Del exsecretario de Seguridad Pública Federal
afirmó que “desde niño fue un criminal” y que su relación con el crimen organizado empezó a fines de los años 80, por lo que en 1987 creó una banda para robar casas.

Pero Cruz fue más lejos y declaró: “García Luna hizo presidente a Felipe Calderón” ya que en la campaña de 2006 puso a la AFI al servicio de Calderón e “infiltró los movimientos de López Obrador”.

Pero estas historias son solo unas postales de la corrupción que en todas las escalas nos han mermado como sociedad. El propio presidente Andrés Manuel López Obrador ha reconocido que como opositor se quedó corto en el diagnóstico y que se dio cuenta que el problema era aún peor.

Así, la corrupción hallada ha sido proporcional al tamaño de la reacción de esos grupos que, cada vez con mayor virulencia y con maquinarias propagandísticas a su disposición, reclaman el regreso de sus privilegios.

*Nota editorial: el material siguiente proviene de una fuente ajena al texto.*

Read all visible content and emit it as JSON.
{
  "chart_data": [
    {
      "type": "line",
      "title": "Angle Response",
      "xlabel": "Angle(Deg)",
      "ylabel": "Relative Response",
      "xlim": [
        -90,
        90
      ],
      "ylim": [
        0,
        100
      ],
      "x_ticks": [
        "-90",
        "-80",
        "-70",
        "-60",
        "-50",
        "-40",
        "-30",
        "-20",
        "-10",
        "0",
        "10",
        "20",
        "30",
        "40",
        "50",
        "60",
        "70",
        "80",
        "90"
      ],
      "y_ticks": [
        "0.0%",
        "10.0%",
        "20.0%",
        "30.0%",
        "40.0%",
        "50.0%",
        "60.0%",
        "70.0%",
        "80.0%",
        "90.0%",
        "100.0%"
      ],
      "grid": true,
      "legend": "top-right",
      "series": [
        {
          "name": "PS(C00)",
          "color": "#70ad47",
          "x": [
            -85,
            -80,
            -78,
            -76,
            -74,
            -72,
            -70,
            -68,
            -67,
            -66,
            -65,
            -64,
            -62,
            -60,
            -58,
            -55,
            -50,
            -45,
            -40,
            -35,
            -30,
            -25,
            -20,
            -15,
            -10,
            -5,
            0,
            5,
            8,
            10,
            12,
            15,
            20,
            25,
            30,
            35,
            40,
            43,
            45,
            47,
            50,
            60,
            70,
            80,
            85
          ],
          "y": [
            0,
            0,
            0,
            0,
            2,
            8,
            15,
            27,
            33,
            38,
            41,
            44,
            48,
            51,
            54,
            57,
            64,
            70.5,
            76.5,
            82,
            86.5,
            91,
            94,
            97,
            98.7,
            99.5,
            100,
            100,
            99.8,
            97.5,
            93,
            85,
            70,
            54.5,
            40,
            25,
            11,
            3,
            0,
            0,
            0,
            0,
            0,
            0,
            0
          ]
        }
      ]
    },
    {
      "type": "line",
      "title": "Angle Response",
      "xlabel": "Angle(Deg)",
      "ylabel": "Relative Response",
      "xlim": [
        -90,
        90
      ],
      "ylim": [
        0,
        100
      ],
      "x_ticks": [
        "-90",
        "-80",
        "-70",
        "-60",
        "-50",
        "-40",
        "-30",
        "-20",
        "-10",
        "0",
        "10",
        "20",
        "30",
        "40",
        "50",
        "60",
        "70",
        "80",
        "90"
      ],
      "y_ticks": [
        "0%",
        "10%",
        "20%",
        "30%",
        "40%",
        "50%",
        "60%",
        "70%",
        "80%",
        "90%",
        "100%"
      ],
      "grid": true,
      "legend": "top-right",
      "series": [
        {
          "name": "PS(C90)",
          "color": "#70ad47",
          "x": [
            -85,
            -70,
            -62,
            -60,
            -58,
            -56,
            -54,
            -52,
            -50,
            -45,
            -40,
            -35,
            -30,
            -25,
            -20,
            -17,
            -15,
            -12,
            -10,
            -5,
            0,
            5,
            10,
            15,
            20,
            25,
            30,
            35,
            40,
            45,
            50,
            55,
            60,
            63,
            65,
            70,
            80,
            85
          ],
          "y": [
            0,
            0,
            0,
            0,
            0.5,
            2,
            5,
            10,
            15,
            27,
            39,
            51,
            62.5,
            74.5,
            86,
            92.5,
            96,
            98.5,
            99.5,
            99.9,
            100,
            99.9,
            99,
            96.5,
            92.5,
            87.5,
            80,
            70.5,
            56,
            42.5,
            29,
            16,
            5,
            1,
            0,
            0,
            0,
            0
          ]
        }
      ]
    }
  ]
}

El dinosaurio está ahí, en el cuarto de al lado, ha despertado y añora sus fueros. Por eso la batalla contra la corrupción, esa herencia maldita, no puede ser tarea de un solo hombre sino de millones de personas conscientes que, a partir de un nuevo contrato social y democrático, pongamos un dique definitivo al saqueo.

P.D.

Reconoció John Kerry la lucha de AMLO contra la corrupción y el Programa Sembrando Vida. Lo van a acusar de “chairo”.